My dough is too sticky.

It is supposed to be sticky. Wet your hand for folding and shape it cold after the overnight rest. Do not add a lot of flour or you will lose the texture you are trying to build.

My muffins are dense.

They may have been underproofed, handled too roughly, or cooked before they were puffy and pillowy.

My muffins browned too fast.

Your griddle was too hot. Lower the heat and cook more patiently.

My centers are raw.

The heat was likely too high, causing the outside to brown before the inside cooked through.
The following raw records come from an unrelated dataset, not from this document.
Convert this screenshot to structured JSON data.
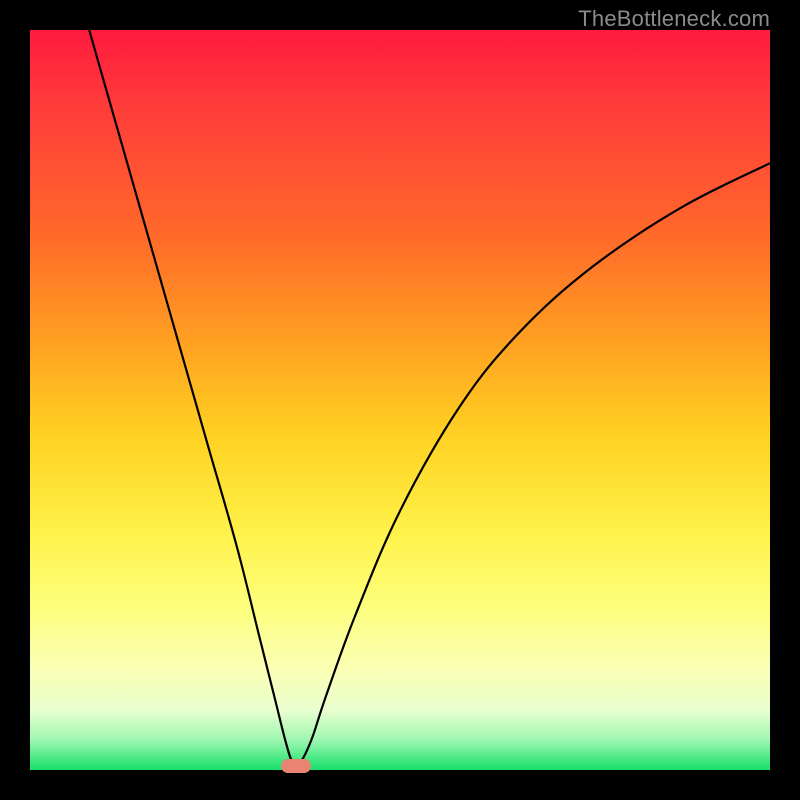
{
  "watermark": {
    "text": "TheBottleneck.com"
  },
  "chart_data": {
    "type": "line",
    "title": "",
    "xlabel": "",
    "ylabel": "",
    "xlim": [
      0,
      100
    ],
    "ylim": [
      0,
      100
    ],
    "grid": false,
    "legend": false,
    "series": [
      {
        "name": "curve",
        "x": [
          8,
          12,
          16,
          20,
          24,
          28,
          31,
          33,
          34.5,
          35.5,
          36.5,
          38,
          40,
          44,
          50,
          58,
          66,
          76,
          88,
          100
        ],
        "y": [
          100,
          86,
          72,
          58,
          44,
          30,
          18,
          10,
          4,
          1,
          1,
          4,
          10,
          21,
          35,
          49,
          59,
          68,
          76,
          82
        ]
      }
    ],
    "vertex": {
      "x": 36,
      "y": 0.5
    },
    "background_gradient": {
      "orientation": "vertical",
      "stops": [
        {
          "pos": 0.0,
          "color": "#ff1a3e"
        },
        {
          "pos": 0.55,
          "color": "#ffd223"
        },
        {
          "pos": 0.86,
          "color": "#fbffb2"
        },
        {
          "pos": 1.0,
          "color": "#16e06a"
        }
      ]
    },
    "marker": {
      "color": "#e98472",
      "shape": "rounded-rect"
    }
  }
}
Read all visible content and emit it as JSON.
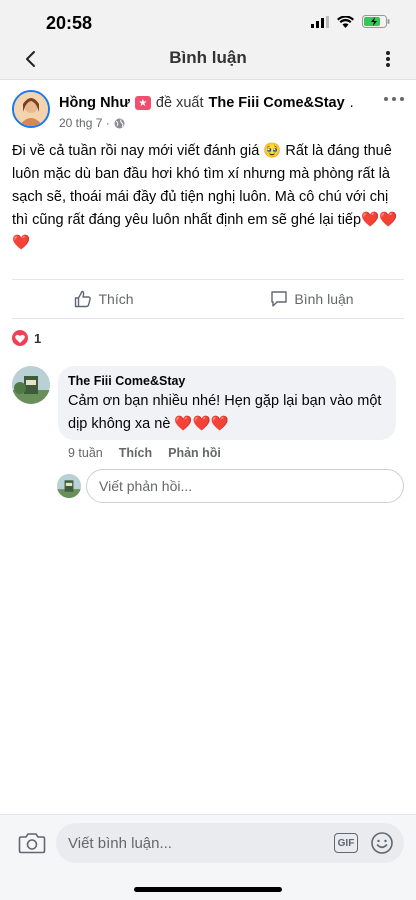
{
  "status_bar": {
    "time": "20:58"
  },
  "nav": {
    "title": "Bình luận"
  },
  "post": {
    "author": "Hồng Như",
    "recommend_text": "đề xuất",
    "page_name": "The Fiii Come&Stay",
    "page_suffix": ".",
    "date": "20 thg 7 ·",
    "body": "Đi về cả tuần rồi nay mới viết đánh giá 🥹 Rất là đáng thuê luôn mặc dù ban đầu hơi khó tìm xí nhưng mà phòng rất là sạch sẽ, thoái mái đầy đủ tiện nghị luôn. Mà cô chú với chị thì cũng rất đáng yêu luôn nhất định em sẽ ghé lại tiếp",
    "body_hearts": "❤️❤️❤️"
  },
  "actions": {
    "like_label": "Thích",
    "comment_label": "Bình luận"
  },
  "reactions": {
    "count": "1"
  },
  "reply": {
    "author": "The Fiii Come&Stay",
    "text": "Cảm ơn bạn nhiều nhé! Hẹn gặp lại bạn vào một dịp không xa nè",
    "hearts": "❤️❤️❤️",
    "time": "9 tuần",
    "like": "Thích",
    "respond": "Phản hồi"
  },
  "reply_input": {
    "placeholder": "Viết phản hồi..."
  },
  "bottom": {
    "placeholder": "Viết bình luận...",
    "gif_label": "GIF"
  },
  "colors": {
    "accent": "#1877f2",
    "heart": "#f33e58"
  }
}
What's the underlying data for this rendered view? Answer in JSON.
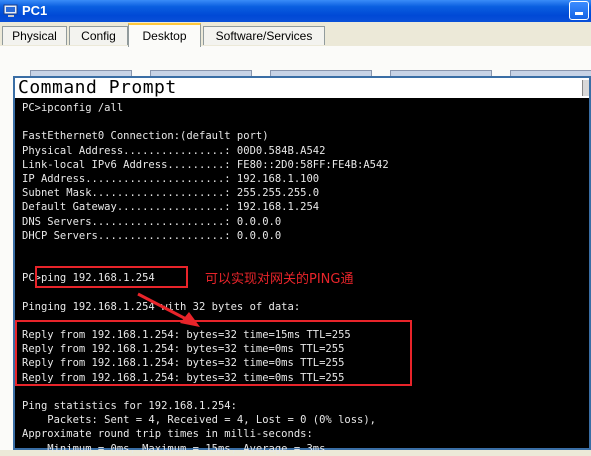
{
  "window": {
    "title": "PC1"
  },
  "tabs": [
    {
      "label": "Physical"
    },
    {
      "label": "Config"
    },
    {
      "label": "Desktop"
    },
    {
      "label": "Software/Services"
    }
  ],
  "command_prompt": {
    "title": "Command Prompt",
    "lines": [
      "PC>ipconfig /all",
      "",
      "FastEthernet0 Connection:(default port)",
      "Physical Address................: 00D0.584B.A542",
      "Link-local IPv6 Address.........: FE80::2D0:58FF:FE4B:A542",
      "IP Address......................: 192.168.1.100",
      "Subnet Mask.....................: 255.255.255.0",
      "Default Gateway.................: 192.168.1.254",
      "DNS Servers.....................: 0.0.0.0",
      "DHCP Servers....................: 0.0.0.0",
      "",
      "",
      "PC>ping 192.168.1.254",
      "",
      "Pinging 192.168.1.254 with 32 bytes of data:",
      "",
      "Reply from 192.168.1.254: bytes=32 time=15ms TTL=255",
      "Reply from 192.168.1.254: bytes=32 time=0ms TTL=255",
      "Reply from 192.168.1.254: bytes=32 time=0ms TTL=255",
      "Reply from 192.168.1.254: bytes=32 time=0ms TTL=255",
      "",
      "Ping statistics for 192.168.1.254:",
      "    Packets: Sent = 4, Received = 4, Lost = 0 (0% loss),",
      "Approximate round trip times in milli-seconds:",
      "    Minimum = 0ms, Maximum = 15ms, Average = 3ms"
    ]
  },
  "annotation": {
    "text": "可以实现对网关的PING通"
  },
  "colors": {
    "annotation_red": "#e8242a",
    "titlebar_blue": "#0a5fe0"
  }
}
Use an instant-read thermometer and aim for 200°F inside.

I did not get many nooks and crannies.

The dough may have been too dry, over-handled, cut with a knife, or not given enough time to proof properly. Be gentle, keep the dough wet, and split with a fork.

What This Lesson Teaches

Bread Baking 206 is really about learning to trust a wet dough.

Not every bread dough should feel the same. Some are stiff and strong. Some are soft and slack. English muffins live on the wet side of the bread world, and that is exactly why they work.

Once you understand that, the whole process makes more sense.

Keep the dough wet.Build strength gently.Shape it cold.Griddle low and patient.Split with a fork.Freeze the extras.

That is the whole lesson.

From the kitchen at Homestead Wife Life. Mill something wonderful.